In many cases, the same communities left behind by the current vaccine distribution plan were those that we at NYC Census 2020 (the city’s first-ever census office) worked hardest to reach just last year. We poured thousands of hours into crafting a detailed and replicable action plan that drove New York to beat almost every major U.S. city despite both strong interference by the Trump administration and COVID-related headwinds. That the central lessons from that plan were not baked into vaccine strategies from day one is both mind-boggling and tragic.
The key obstacle faced by both the census and the vaccine distribution is a lack of trust. After decades of negligent or even malignant government action, many of the immigrant communities and communities of color in New York have well-earned distrust of the government. Today, misinformation about vaccines is rampant. Last year, misinformation about the census — that cooperation could mean deportation — emanated from the White House itself.
To overcome that, it was clear we needed trusted community voices as our messengers and partners. We engaged with thousands of imams and priests, activists and organizers, unions and non-profits, community boards and small businesses. We told them what was at stake. We helped them cut through the noise and learn the facts. We trusted that they would know best how to reach out to their communities, and we gave them the funding to do so. In fact, we devoted nearly half of our $40 million budget towards grants to more than 150 community organizations, and established a grant process based on numbers of outreach contact points with the hardest-to-reach communities.

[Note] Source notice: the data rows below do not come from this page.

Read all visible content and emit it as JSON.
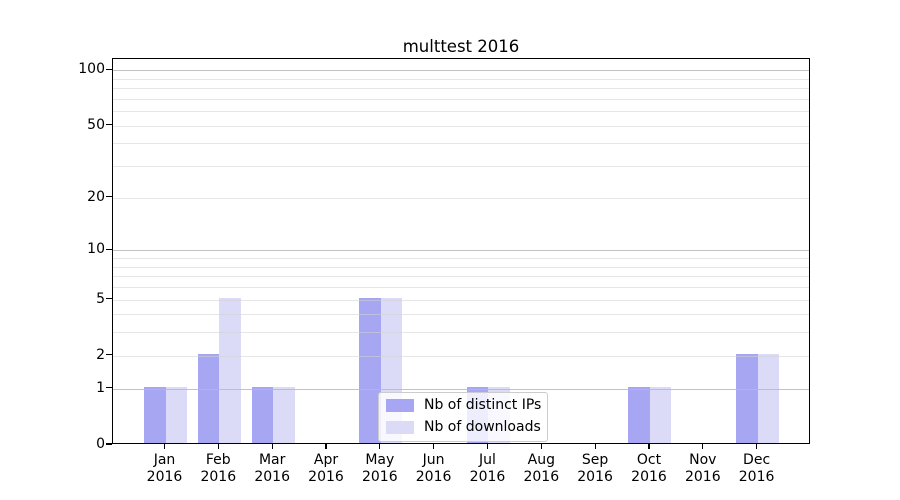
{
  "figure": {
    "background": "#ffffff"
  },
  "chart_data": {
    "type": "bar",
    "title": "multtest 2016",
    "categories": [
      "Jan 2016",
      "Feb 2016",
      "Mar 2016",
      "Apr 2016",
      "May 2016",
      "Jun 2016",
      "Jul 2016",
      "Aug 2016",
      "Sep 2016",
      "Oct 2016",
      "Nov 2016",
      "Dec 2016"
    ],
    "x_tick_months": [
      "Jan",
      "Feb",
      "Mar",
      "Apr",
      "May",
      "Jun",
      "Jul",
      "Aug",
      "Sep",
      "Oct",
      "Nov",
      "Dec"
    ],
    "x_tick_year": "2016",
    "series": [
      {
        "name": "Nb of distinct IPs",
        "color": "#a6a6f2",
        "values": [
          1,
          2,
          1,
          0,
          5,
          0,
          1,
          0,
          0,
          1,
          0,
          2
        ]
      },
      {
        "name": "Nb of downloads",
        "color": "#dbdbf7",
        "values": [
          1,
          5,
          1,
          0,
          5,
          0,
          1,
          0,
          0,
          1,
          0,
          2
        ]
      }
    ],
    "y_scale": "log10(value+1)",
    "y_ticks": [
      0,
      1,
      2,
      5,
      10,
      20,
      50,
      100
    ],
    "y_minor_gridlines": [
      2,
      3,
      4,
      5,
      6,
      7,
      8,
      9,
      20,
      30,
      40,
      50,
      60,
      70,
      80,
      90
    ],
    "y_major_gridlines": [
      1,
      10,
      100
    ],
    "ylim": [
      0,
      115
    ],
    "xlabel": "",
    "ylabel": "",
    "grid": "horizontal",
    "legend_position": "inside-bottom-center"
  },
  "colors": {
    "spine": "#000000",
    "grid_minor": "#e4e4e4",
    "grid_major": "#c3c3c3",
    "text": "#000000",
    "legend_border": "#cccccc",
    "legend_background": "rgba(255,255,255,0.8)"
  }
}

With this funding, for example, Sunnyside Community Services in Queens was able to embed two Census outreach workers within their immigrant outreach team. On the Lower East Side, University Settlement integrated census outreach within their Head Start program. Williamsburg-based social services provider, Southside United, integrated census information into their intake form. With these programs in place, almost 90% of all New York City neighborhoods either exceeded their 2010 self-response rates, or came within five percentage points of doing so.

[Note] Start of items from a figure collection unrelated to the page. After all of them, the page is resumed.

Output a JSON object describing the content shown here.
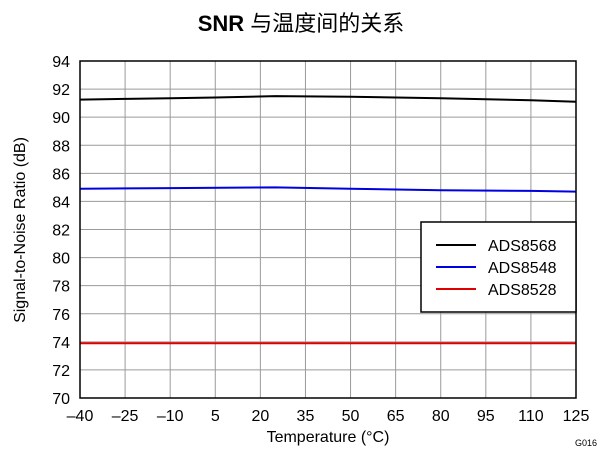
{
  "title_bold": "SNR",
  "title_rest": " 与温度间的关系",
  "figure_id": "G016",
  "chart_data": {
    "type": "line",
    "xlabel": "Temperature (°C)",
    "ylabel": "Signal-to-Noise Ratio (dB)",
    "xlim": [
      -40,
      125
    ],
    "ylim": [
      70,
      94
    ],
    "xticks": [
      -40,
      -25,
      -10,
      5,
      20,
      35,
      50,
      65,
      80,
      95,
      110,
      125
    ],
    "xtick_labels": [
      "–40",
      "–25",
      "–10",
      "5",
      "20",
      "35",
      "50",
      "65",
      "80",
      "95",
      "110",
      "125"
    ],
    "yticks": [
      70,
      72,
      74,
      76,
      78,
      80,
      82,
      84,
      86,
      88,
      90,
      92,
      94
    ],
    "grid": true,
    "legend_position": "right",
    "series": [
      {
        "name": "ADS8568",
        "color": "#000000",
        "x": [
          -40,
          -25,
          -10,
          5,
          25,
          50,
          80,
          110,
          125
        ],
        "y": [
          91.25,
          91.3,
          91.35,
          91.4,
          91.5,
          91.45,
          91.35,
          91.2,
          91.1
        ]
      },
      {
        "name": "ADS8548",
        "color": "#0000e0",
        "x": [
          -40,
          -10,
          25,
          50,
          80,
          110,
          125
        ],
        "y": [
          84.9,
          84.95,
          85.0,
          84.9,
          84.8,
          84.75,
          84.7
        ]
      },
      {
        "name": "ADS8528",
        "color": "#e00000",
        "x": [
          -40,
          0,
          25,
          60,
          100,
          125
        ],
        "y": [
          73.9,
          73.9,
          73.9,
          73.9,
          73.9,
          73.9
        ]
      }
    ]
  }
}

In contrast, since July 2020, New York City has granted just $7.8 million to only 38 community groups to help raise awareness around COVID-19 and the Test and Trace Corps. Additional money has not been allocated to broaden these efforts to include addressing vaccine hesitancy and establishing a more equitable vaccine distribution, despite the mayor announcing in January $200 million to bolster testing and tracing. Community groups want to help, but few have the resources on their own to carry out meaningful outreach.
Equally troubling, the city has not utilized the network of 245 local neighborhood organizing committees we established to help overcome census mistrust and misinformation. This is a ready-made structure that the city could, if it wanted, activate tomorrow to aid the fight against vaccine hesitancy.
It takes time to build trust. It requires building relationships on a foundation of listening and responding. At its most basic level, it requires speaking the same language. One of the most crucial functions community groups aided the census with was reaching more than 80 of the 200 different languages around the city.
Community advocates have criticized the city for failing to produce high-quality translations of basic vaccine materials.
For the city to not have utilized our census model from day one is inconceivable, particularly given that the infrastructure of a community-based model existed and there was plenty of notice that vaccines would one day be coming.
The consequences of inaction are damning. The Upper East Side and East Harlem in Manhattan are separated by a single street, yet the vaccine rate of the former is nearly double that of the latter. White New Yorkers are twice as likely to have received an inoculation than their Black neighbors, despite the pandemic’s far greater toll on the latter.
With budget talks wrapping up, the window to take action is closing. Fixing our vaccine distribution, placing community groups at the forefront of outreach efforts, will not be cheap. But it is a small price to pay for a faster, fairer and more equitable ending to this long pandemic. The mayor and the City Council must make a choice: They can prove they care about equitable vaccine distribution, or they can allow this to become yet another sad chapter in the tale of two cities.
Menin is the former director of NYC Census 2020 and a candidate for City Council.